For me, horror needs to create a sense of increasing danger and the characters should understand that danger. By the time the nature of the threat was perceived, it was too late and the remainder of the show was given over to an outcome so inevitable, we were left to merely wait until it arrived.
As I said, I think the cast was very strong and Lana Rosario has some especially heavy lifting to do late in the production. I think the staging was also pretty strong with my main complaint being the amount of action that took place on the floor. Sitting in the back row, I could see almost none of it.
That complaint is more on the limitations of the space, which it is hard to know ahead of time. The overall work of an inexperienced director was very strong.
While both shows left me unsatisfied, they both inspired me because I think horror is really hard to do on stage and I’d really like to give it a try. I mean yes, the Twin Cities Horror Festival is all about doing horror on stage. It is clear such things are difficult to do well and I have no fantasies that my first attempt would be stellar.
But seeing these two shows and feeling they had the potential to be great made me ask myself how I would approach the same problems. Which helped me recognize the challenges such material presents. Which made me appreciate these two attempts a little more than I had before.
I have several friends involved in this production, including the writer/lead actor.
That makes me wish I could come up with some way to say I liked the production. I thought the performances of most of the actors were strong.

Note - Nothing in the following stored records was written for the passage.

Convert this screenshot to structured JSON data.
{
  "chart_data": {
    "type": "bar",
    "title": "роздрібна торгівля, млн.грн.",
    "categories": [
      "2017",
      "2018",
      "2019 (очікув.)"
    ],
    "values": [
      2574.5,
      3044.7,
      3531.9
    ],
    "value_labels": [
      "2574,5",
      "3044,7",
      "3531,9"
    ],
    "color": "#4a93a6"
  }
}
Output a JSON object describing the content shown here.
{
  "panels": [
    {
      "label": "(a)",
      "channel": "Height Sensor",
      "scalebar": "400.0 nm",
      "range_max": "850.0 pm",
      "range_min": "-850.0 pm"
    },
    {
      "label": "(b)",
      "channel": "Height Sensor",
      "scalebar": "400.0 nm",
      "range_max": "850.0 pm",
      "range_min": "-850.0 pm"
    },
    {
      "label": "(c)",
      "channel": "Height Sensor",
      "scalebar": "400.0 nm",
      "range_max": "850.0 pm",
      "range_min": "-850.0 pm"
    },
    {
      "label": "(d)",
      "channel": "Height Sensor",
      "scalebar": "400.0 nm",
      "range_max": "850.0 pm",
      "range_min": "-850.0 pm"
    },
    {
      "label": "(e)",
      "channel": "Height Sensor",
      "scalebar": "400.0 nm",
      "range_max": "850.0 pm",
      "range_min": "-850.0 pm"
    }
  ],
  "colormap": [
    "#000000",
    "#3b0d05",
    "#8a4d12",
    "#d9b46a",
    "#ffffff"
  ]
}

One big issue (though there were many), was in casting the writer as Obi-Wan Kenobi. Having someone inexperienced playing the lead was a huge problem. As a script writer, it is frequently important to think about whether or not you should play anyone in your show. Most of the time, the answer is “no.”
Because this project is clearly a pet project, I don’t think he could let go of the part and the result is the central character of the piece is the weakest link. At one point, he forgot his lines and dropped character to apologize to the audience. That’s tough to get past.
The rest of the show had some fine performances, especially Matt Saxe as emperor Palpatine. But it was too talky and disjointed. Mostly it was some sort of alternate take on many of our favorite characters that had no payoff.
R2-D2 and C3PO talked about how droids are basically slaves, but there wasn’t any payoff. There wasn’t a call back.
Basically, there were too many theories. The show needed to focus on something and stay focused on that thing. It needed to cut back on almost verbatim reenactments of scenes from the films we all knew by heart. Adding two or three lines to change the subtext of the scene didn’t add enough to justify their inclusion.
I don’t think this play succeeded but hell, it swung for the fences. The biggest problem is it was swinging for all of the fences instead of picking one.